So why don't they like opamps? What's the difference between the two? Why would an engineer decide to use one design over the other? What are the use cases and the pros and cons of each?
An audio device manufacturer wouldn't be the one creating an OpAmp it seems, in the same way they wouldn't be creating the DAC chip itself in the same way.
It's like the same way why there are only just a handful of battery OEMs. You can't actually make your own battery that could ever compete on the market, simply because battery tech requires billions in R&D. Again.. likewise when Dell makes a computer, they aren't making any parts beyond housing. Or when you see a keyboard from Dell, or Corsair using mechanical switches. They're not actually making the keyboard themselves and the switch mechanism.
All of these devices in 99% of cases are built with companies that specialize in the creation in each of the parts. Again, you're never EVER going to make your own GPU that would resemble anything capable of competing with an AMD variant let alone an nVidia variant.
So what this is basically evidence of, is nearly all the advanced electronics we use, are either off-the-shelf parts that can be ordered (or if you're a preferred customer ordering parts in the millions of quantity, then you can actually have coffee with the OEM about designing a custom part of your own design perhaps, and they will work with perhaps realizing your ambitions).

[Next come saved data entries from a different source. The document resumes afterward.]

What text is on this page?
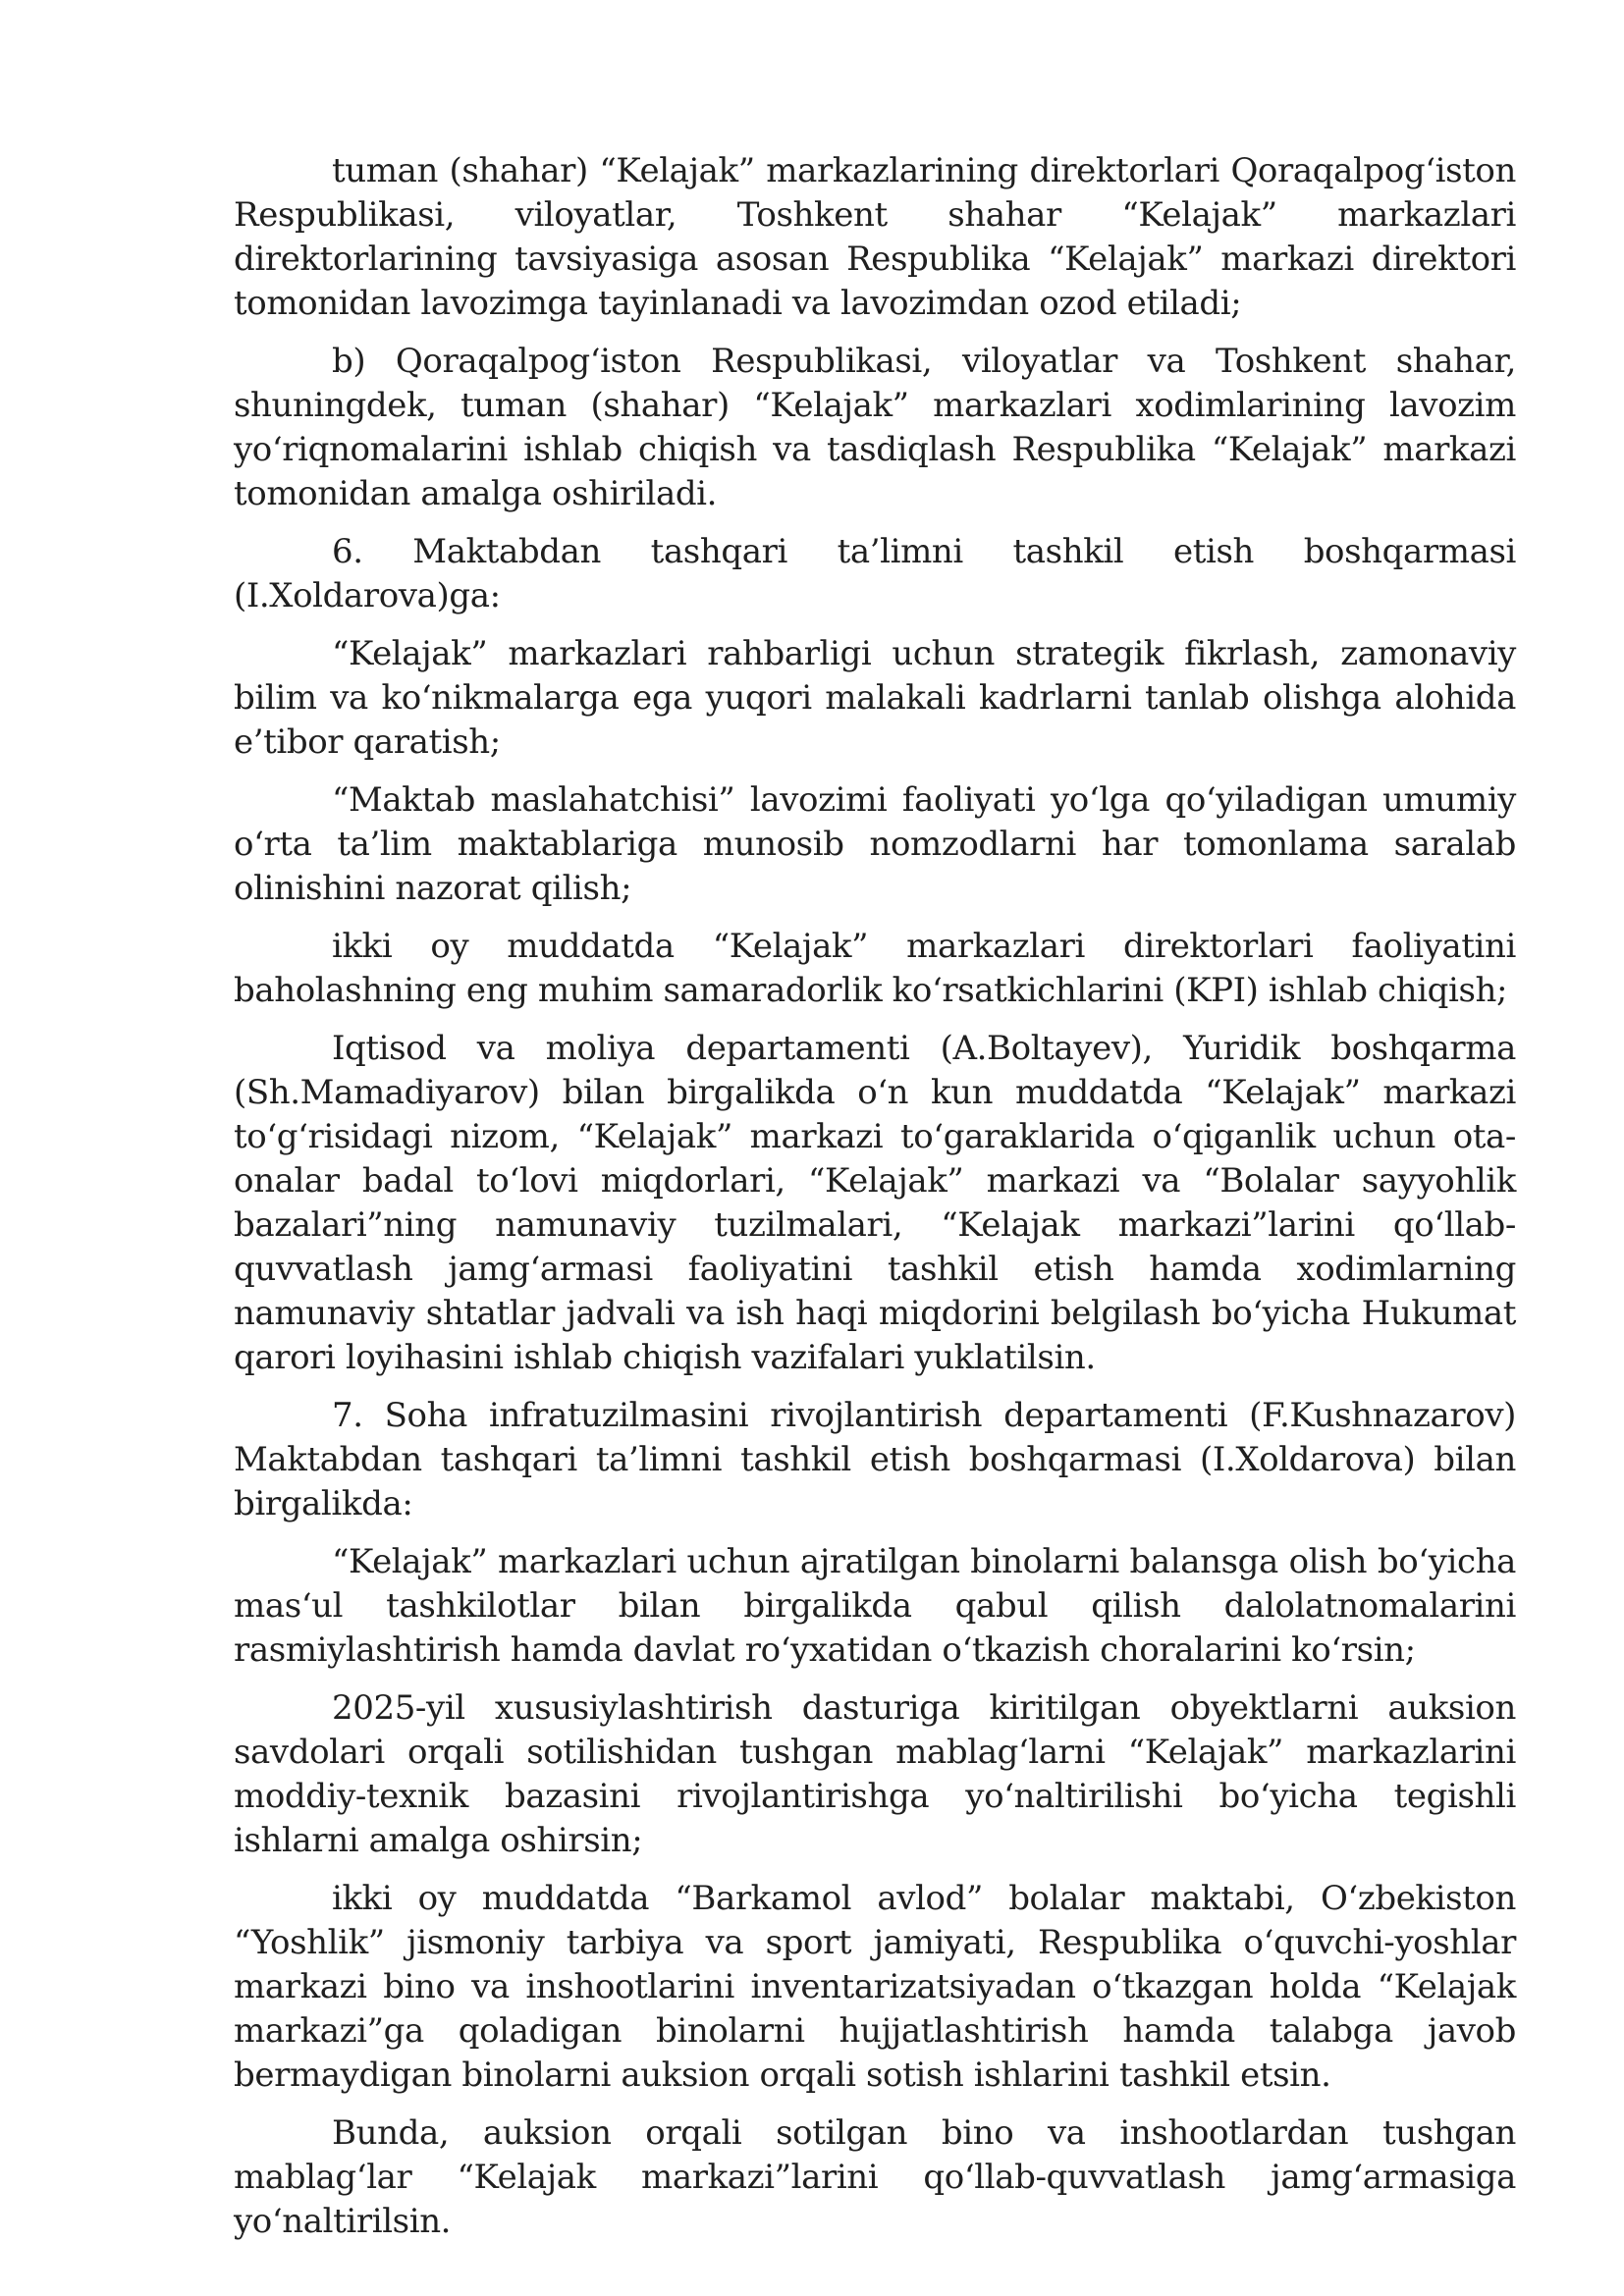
tuman (shahar) “Kelajak” markazlarining direktorlari Qoraqalpog‘iston Respublikasi, viloyatlar, Toshkent shahar “Kelajak” markazlari direktorlarining tavsiyasiga asosan Respublika “Kelajak” markazi direktori tomonidan lavozimga tayinlanadi va lavozimdan ozod etiladi;

b) Qoraqalpog‘iston Respublikasi, viloyatlar va Toshkent shahar, shuningdek, tuman (shahar) “Kelajak” markazlari xodimlarining lavozim yo‘riqnomalarini ishlab chiqish va tasdiqlash Respublika “Kelajak” markazi tomonidan amalga oshiriladi.

6. Maktabdan tashqari ta’limni tashkil etish boshqarmasi (I.Xoldarova)ga:

“Kelajak” markazlari rahbarligi uchun strategik fikrlash, zamonaviy bilim va ko‘nikmalarga ega yuqori malakali kadrlarni tanlab olishga alohida e’tibor qaratish;

“Maktab maslahatchisi” lavozimi faoliyati yo‘lga qo‘yiladigan umumiy o‘rta ta’lim maktablariga munosib nomzodlarni har tomonlama saralab olinishini nazorat qilish;

ikki oy muddatda “Kelajak” markazlari direktorlari faoliyatini baholashning eng muhim samaradorlik ko‘rsatkichlarini (KPI) ishlab chiqish;

Iqtisod va moliya departamenti (A.Boltayev), Yuridik boshqarma (Sh.Mamadiyarov) bilan birgalikda o‘n kun muddatda “Kelajak” markazi to‘g‘risidagi nizom, “Kelajak” markazi to‘garaklarida o‘qiganlik uchun ota-onalar badal to‘lovi miqdorlari, “Kelajak” markazi va “Bolalar sayyohlik bazalari”ning namunaviy tuzilmalari, “Kelajak markazi”larini qo‘llab-quvvatlash jamg‘armasi faoliyatini tashkil etish hamda xodimlarning namunaviy shtatlar jadvali va ish haqi miqdorini belgilash bo‘yicha Hukumat qarori loyihasini ishlab chiqish vazifalari yuklatilsin.

7. Soha infratuzilmasini rivojlantirish departamenti (F.Kushnazarov) Maktabdan tashqari ta’limni tashkil etish boshqarmasi (I.Xoldarova) bilan birgalikda:

“Kelajak” markazlari uchun ajratilgan binolarni balansga olish bo‘yicha mas‘ul tashkilotlar bilan birgalikda qabul qilish dalolatnomalarini rasmiylashtirish hamda davlat ro‘yxatidan o‘tkazish choralarini ko‘rsin;

2025-yil xususiylashtirish dasturiga kiritilgan obyektlarni auksion savdolari orqali sotilishidan tushgan mablag‘larni “Kelajak” markazlarini moddiy-texnik bazasini rivojlantirishga yo‘naltirilishi bo‘yicha tegishli ishlarni amalga oshirsin;

ikki oy muddatda “Barkamol avlod” bolalar maktabi, O‘zbekiston “Yoshlik” jismoniy tarbiya va sport jamiyati, Respublika o‘quvchi-yoshlar markazi bino va inshootlarini inventarizatsiyadan o‘tkazgan holda “Kelajak markazi”ga qoladigan binolarni hujjatlashtirish hamda talabga javob bermaydigan binolarni auksion orqali sotish ishlarini tashkil etsin.

Bunda, auksion orqali sotilgan bino va inshootlardan tushgan mablag‘lar “Kelajak markazi”larini qo‘llab-quvvatlash jamg‘armasiga yo‘naltirilsin.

This basically is beneath audiophiles (audiophools). Because using plebeian off-the-shelf parts is beneath them. It's mainstream garbage that barely executes on utility for those who simply have to have something barely functioning. They see any company doing work as much as possible in-house as virtuously more worthy of their attention and hard earned money, simply from the fact they're willing to do most of the design and (in theory) that allows the company the freedom to create products and parts that function better than the amalgamation of parts used in products from companies that use OPAMPS and DAC chips from AKM or ESS for example. It's why you see things like R2R still hold sway (R2R was a way of doing things before globlization made specilization of parts creation the logically efficient thing to do when trying to serve 7 billion people on the planet. Building R2R for every single DAC ever made in the presence of AKM and ESS is just idiocy, or just vanity seeking at this point in the same way a mechanical watch is, except mechanical watches don't try to lie and say they perform better than quartz, while audioidiotphiles think they can take the win on all fronts, aesthetics, performance, without something giving way).
The reason OpAmps are a nightmare for audiophools is because they're now good enough to beat custom designs that used to actually result in devices that would perform better than a DAC or AMP or whatever, built with off-the-shelf parts. Now those off the shelf DAC chips for example; plow right through all R2R implementations to a degree where R2R simply looks like vinyl, where there is NO chance by physics they can outperform things like dynamic range of digital.
So the nightmare, is the butthurt all their desires are for a technology that is getting slapped by approaches to design that are considered inferior in virtue of the less work required, that still produces measurably better performance on nearly all fronts.
And THAT is why - I hope as a layman - I think he said OpAmps are an audiophiles nightmare.